BRASÍLIA, DF (FOLHAPRESS) – A reforma do IR (Imposto de Renda) proposta pelo governo de Jair Bolsonaro (sem partido) fará uma injeção direta de R$ 22 bilhões no bolso da classe média em 2022, ano eleitoral. No ano seguinte, porém, o ganho deve ser reduzido quase pela metade porque cerca de R$ 10 bilhões terão de ser devolvidos pelos contribuintes ao Tesouro.
Na reformulação das regras para as pessoas físicas, a correção da tabela do IR (benéfica ao contribuinte) já valerá no ano que vem se o projeto for aprovado até 31 de dezembro deste ano. Os assalariados terão menos imposto retido nos contracheques em 2022.
No entanto, especialistas apontam que apenas na declaração do ano seguinte passaria a valer a regra que limita o mecanismo do desconto simplificado.
Isso significa que na hora de fazer o ajuste do imposto em 2023 (referente aos rendimentos de 2022), quase 8 milhões de pessoas serão impedidas de fazer a declaração simplificada. Parte delas pagará mais imposto com a mudança, gerando um ganho anual de R$ 10 bilhões ao governo.
O texto amplia a faixa de isenção do IR da pessoa física dos atuais R$ 1.903,98 de renda mensal para R$ 2.500. As outras faixas de tributação também são corrigidas, mas em proporção menor.
Para compensar parte do custo dessa medida, o governo propôs um teto para a declaração simplificada.

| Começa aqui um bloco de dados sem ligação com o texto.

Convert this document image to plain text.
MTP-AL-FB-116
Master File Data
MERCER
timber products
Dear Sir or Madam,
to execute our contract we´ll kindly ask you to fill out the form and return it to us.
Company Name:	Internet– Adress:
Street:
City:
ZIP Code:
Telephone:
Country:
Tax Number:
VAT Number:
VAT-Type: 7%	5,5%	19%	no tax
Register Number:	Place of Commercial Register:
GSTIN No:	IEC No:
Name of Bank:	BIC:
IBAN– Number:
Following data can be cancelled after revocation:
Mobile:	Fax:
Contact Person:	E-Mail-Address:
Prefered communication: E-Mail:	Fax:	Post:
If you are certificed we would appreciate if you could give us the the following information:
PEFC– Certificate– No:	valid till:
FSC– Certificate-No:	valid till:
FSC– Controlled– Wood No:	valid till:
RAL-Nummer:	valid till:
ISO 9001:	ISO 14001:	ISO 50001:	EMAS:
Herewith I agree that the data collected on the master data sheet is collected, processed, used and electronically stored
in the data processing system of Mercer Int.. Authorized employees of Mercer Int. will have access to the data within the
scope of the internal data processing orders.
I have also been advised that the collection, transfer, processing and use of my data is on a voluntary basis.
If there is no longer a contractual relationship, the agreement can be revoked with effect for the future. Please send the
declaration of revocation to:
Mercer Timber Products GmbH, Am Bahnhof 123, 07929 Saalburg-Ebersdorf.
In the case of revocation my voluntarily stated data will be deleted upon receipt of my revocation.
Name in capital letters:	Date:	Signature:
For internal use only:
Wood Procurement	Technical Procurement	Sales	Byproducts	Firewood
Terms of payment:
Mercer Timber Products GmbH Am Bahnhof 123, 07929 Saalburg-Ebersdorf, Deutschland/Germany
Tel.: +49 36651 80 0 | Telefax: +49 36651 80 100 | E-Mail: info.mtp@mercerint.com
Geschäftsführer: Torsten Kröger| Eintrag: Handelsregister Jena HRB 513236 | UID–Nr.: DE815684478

Hoje, o mecanismo dá desconto automático de 20% sobre os rendimentos tributáveis, com limite de R$ 16.754,34 (correspondente a uma renda anual de R$ 83.771,70).
Pela proposta, o direito a usar esse sistema será dado apenas a contribuintes com renda tributável anual de até R$ 40 mil.
De acordo com o economista Rodrigo Orair, especializado em política fiscal e tributação, o efeito da reforma coincidirá com o ciclo político, colocando quase R$ 22 bilhões nas mãos da classe média para reativar a economia em ano eleitoral.
Esse ganho será direto no contracheque do trabalhador, com desconto menor do imposto. Orair ressalta que, por outro lado, o ônus provocado pela restrição da declaração simplificada ficará apenas para o ano seguinte.
“São aqueles prejudicados pelo fim do modelo simplificado. Eles só descobrirão isso quando forem fazer a declaração de ajuste anual em 2023. Tarde demais, as eleições já passaram”, diz.
Segundo o economista, o ganho com a correção da tabela do IR será maior do que a perda com o fim da declaração simplificada para a maioria das pessoas, com exceção de 2 milhões de contribuintes, que poderão pagar mais imposto com a mudança ou terão restituição menor.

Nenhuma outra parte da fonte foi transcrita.